За Потсдамской площадью, при приближении к каналу, пожилая скуластая дама (где я ее видел?), с глазастой, дрожащей собачкой под мышкой, рванулась к выходу, шатаясь, борясь с призраками, и Зина посмотрела вверх на нее беглым небесным взглядом.

«Узнал? – спросила она. – Это Лоренц. Кажется, безумно на меня обижена, что я ей не звоню. В общем, совершенно лишняя дама».

«У тебя копоть на скуле, – сказал Федор Константинович. – Осторожно, не размажь».

Опять сумка, платочек, зеркальце.

«Нам скоро вылезать, – проговорила она погодя. – Что?».

«Ничего. Соглашаюсь. Вылезем где хочешь».

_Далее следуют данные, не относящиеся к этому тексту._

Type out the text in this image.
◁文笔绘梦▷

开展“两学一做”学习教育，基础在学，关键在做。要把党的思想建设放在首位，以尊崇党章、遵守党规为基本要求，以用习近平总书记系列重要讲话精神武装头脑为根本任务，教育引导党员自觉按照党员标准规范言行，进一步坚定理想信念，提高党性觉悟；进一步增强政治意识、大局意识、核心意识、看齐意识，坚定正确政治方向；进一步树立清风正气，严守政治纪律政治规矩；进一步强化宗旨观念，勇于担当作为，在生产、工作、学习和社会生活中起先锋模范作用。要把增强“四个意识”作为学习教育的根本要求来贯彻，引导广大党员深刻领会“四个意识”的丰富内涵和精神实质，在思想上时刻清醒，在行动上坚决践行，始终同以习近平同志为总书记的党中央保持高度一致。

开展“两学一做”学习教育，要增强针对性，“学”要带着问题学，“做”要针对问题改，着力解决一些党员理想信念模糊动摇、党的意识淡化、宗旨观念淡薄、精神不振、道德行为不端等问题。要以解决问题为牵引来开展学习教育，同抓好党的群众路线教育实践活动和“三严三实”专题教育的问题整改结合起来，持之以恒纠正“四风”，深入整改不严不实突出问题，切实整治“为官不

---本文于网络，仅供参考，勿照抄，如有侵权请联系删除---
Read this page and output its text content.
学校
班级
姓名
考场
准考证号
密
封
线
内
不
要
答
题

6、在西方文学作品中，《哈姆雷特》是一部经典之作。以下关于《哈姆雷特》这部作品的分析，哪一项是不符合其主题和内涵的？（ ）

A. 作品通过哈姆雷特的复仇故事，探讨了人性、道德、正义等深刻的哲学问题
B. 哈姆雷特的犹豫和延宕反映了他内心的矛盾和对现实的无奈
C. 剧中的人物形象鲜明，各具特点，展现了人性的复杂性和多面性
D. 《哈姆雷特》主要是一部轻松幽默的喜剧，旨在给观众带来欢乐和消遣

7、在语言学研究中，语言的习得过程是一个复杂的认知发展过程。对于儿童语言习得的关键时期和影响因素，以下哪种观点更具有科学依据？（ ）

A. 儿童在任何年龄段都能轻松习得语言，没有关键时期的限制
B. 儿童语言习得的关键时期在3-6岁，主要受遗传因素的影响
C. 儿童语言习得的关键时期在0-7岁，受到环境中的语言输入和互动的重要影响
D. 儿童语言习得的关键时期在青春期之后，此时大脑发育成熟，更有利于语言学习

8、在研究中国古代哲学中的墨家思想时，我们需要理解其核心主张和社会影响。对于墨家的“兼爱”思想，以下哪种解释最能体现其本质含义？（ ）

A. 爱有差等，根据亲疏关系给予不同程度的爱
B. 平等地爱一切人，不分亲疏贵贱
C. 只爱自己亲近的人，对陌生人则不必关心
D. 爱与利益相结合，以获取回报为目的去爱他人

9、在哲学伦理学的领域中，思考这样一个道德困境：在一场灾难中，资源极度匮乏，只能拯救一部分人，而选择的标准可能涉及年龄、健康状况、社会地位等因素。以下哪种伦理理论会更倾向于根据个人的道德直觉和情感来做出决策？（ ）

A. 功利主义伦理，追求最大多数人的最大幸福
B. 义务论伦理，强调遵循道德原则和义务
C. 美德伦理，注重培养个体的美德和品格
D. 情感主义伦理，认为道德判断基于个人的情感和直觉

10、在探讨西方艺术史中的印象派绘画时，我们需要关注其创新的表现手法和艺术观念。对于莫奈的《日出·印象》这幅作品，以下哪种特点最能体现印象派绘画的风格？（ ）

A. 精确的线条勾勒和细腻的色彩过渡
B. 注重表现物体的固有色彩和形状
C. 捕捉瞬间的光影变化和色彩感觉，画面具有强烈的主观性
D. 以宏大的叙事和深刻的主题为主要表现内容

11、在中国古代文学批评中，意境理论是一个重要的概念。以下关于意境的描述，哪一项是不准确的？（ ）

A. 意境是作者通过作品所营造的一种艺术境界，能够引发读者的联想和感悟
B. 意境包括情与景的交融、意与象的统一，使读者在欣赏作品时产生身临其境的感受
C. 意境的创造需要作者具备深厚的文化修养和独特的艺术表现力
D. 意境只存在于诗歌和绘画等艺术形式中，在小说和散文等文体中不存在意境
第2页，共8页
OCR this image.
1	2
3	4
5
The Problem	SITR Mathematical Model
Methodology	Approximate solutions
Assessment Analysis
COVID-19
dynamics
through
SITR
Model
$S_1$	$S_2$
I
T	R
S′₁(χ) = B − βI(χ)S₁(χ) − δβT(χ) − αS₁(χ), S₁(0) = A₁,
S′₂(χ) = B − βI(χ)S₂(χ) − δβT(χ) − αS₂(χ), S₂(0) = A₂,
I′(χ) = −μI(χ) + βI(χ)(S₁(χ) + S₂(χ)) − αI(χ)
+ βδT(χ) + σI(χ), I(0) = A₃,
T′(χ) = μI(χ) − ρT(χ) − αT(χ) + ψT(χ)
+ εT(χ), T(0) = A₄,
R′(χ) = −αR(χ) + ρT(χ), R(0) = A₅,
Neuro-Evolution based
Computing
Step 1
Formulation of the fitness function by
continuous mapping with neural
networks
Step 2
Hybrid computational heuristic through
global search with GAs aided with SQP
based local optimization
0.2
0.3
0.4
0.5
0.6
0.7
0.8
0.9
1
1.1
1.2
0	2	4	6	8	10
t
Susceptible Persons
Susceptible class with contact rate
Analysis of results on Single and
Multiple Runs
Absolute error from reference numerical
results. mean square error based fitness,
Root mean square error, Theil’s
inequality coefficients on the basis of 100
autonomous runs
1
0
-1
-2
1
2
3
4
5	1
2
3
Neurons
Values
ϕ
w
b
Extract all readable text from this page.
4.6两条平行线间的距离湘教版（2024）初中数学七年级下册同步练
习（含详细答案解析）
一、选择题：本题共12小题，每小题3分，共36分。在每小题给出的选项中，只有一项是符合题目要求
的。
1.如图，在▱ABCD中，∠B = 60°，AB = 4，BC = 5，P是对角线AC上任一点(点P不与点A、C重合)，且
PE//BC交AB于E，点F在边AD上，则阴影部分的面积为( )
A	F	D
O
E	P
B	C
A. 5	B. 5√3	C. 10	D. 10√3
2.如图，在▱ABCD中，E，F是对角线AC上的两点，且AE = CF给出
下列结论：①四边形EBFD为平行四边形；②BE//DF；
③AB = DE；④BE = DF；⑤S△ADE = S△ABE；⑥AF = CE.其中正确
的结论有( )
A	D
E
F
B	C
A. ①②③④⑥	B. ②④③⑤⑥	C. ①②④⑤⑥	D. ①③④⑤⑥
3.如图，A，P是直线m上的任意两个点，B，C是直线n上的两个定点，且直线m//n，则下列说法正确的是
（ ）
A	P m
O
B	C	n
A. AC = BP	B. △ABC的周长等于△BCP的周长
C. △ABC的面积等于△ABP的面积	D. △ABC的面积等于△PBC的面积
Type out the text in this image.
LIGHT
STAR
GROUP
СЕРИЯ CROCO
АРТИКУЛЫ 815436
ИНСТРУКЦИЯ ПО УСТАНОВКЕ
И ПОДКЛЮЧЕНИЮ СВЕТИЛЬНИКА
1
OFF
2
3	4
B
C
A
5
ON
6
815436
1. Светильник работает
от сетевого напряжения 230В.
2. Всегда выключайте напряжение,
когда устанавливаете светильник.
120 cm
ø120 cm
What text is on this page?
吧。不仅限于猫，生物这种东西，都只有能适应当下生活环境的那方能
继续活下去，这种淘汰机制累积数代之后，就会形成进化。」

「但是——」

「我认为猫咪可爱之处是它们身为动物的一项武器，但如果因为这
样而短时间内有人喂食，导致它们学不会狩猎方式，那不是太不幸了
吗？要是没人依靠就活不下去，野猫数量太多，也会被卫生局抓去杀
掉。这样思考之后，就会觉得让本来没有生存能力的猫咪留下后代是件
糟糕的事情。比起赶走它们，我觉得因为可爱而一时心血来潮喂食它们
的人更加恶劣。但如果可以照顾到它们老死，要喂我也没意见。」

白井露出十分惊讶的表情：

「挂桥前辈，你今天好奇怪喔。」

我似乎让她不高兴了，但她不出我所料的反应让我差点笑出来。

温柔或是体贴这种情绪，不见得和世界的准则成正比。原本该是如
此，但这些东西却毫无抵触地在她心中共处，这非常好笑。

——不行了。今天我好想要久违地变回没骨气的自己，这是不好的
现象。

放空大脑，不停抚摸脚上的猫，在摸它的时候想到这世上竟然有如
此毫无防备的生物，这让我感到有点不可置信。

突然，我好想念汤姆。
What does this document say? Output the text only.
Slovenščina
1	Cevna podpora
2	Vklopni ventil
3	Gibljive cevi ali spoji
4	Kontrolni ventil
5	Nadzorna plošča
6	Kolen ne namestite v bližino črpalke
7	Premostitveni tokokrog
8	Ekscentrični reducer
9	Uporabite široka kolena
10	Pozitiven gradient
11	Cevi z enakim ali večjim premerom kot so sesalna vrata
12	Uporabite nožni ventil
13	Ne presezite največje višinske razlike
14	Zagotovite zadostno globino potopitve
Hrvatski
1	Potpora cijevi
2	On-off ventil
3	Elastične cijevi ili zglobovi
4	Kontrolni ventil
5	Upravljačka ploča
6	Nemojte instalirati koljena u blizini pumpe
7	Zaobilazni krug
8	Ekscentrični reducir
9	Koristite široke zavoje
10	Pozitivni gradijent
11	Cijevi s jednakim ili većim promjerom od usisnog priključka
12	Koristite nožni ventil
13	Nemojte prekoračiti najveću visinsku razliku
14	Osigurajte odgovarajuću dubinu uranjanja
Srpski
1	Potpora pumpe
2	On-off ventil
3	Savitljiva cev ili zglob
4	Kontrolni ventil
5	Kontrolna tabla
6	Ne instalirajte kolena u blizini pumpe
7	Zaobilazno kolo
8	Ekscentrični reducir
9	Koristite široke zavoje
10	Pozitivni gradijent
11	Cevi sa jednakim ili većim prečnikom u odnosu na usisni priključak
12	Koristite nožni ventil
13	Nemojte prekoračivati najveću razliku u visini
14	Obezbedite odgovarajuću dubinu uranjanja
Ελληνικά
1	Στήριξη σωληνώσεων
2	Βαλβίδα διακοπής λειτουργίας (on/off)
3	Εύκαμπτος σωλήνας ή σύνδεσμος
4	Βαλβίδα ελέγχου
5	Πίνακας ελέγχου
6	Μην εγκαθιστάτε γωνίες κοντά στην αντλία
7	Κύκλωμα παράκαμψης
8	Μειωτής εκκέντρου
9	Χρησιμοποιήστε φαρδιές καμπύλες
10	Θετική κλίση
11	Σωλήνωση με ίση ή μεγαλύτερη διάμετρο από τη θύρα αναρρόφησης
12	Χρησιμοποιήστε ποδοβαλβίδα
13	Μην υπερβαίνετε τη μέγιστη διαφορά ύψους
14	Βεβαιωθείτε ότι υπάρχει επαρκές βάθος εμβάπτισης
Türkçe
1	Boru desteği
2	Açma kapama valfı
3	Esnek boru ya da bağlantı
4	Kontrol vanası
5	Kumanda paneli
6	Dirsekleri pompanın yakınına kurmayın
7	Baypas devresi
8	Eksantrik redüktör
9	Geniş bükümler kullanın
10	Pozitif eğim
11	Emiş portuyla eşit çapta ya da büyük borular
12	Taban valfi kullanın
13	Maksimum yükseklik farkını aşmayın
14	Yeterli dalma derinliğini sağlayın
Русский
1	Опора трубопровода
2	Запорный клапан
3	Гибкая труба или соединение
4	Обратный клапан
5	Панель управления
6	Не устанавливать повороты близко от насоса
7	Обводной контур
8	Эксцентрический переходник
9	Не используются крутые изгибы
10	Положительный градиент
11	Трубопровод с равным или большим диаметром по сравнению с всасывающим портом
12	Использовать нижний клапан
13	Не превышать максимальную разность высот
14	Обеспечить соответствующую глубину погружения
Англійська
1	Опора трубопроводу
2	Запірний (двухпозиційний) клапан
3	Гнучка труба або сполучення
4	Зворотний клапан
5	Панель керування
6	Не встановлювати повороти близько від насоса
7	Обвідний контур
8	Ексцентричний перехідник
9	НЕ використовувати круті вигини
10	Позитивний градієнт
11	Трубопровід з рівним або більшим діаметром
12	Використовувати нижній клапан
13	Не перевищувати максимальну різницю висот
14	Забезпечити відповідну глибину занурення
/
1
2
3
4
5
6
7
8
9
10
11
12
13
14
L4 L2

«Здесь», – сказала она еще через две остановки, взяв его за локоть, приподнявшись, сев опять от толчка, поднявшись окончательно, вылавливая, как из воды, сумку.

Огни уже отстоялись; небо совсем обмерло. Проехал грузовик с возвращавшимися после каких-то гражданских оргий, чем-то махавшими, что-то выкрикивавшими молодыми людьми. Посреди бездревесного сквера, состоявшего из большого продолговатого цветника, обведенного дорожкой, цвела армия роз. Открытый загончик ресторана (шесть столиков) против этого сквера был отделен от панели беленым барьером с петуньями поверху.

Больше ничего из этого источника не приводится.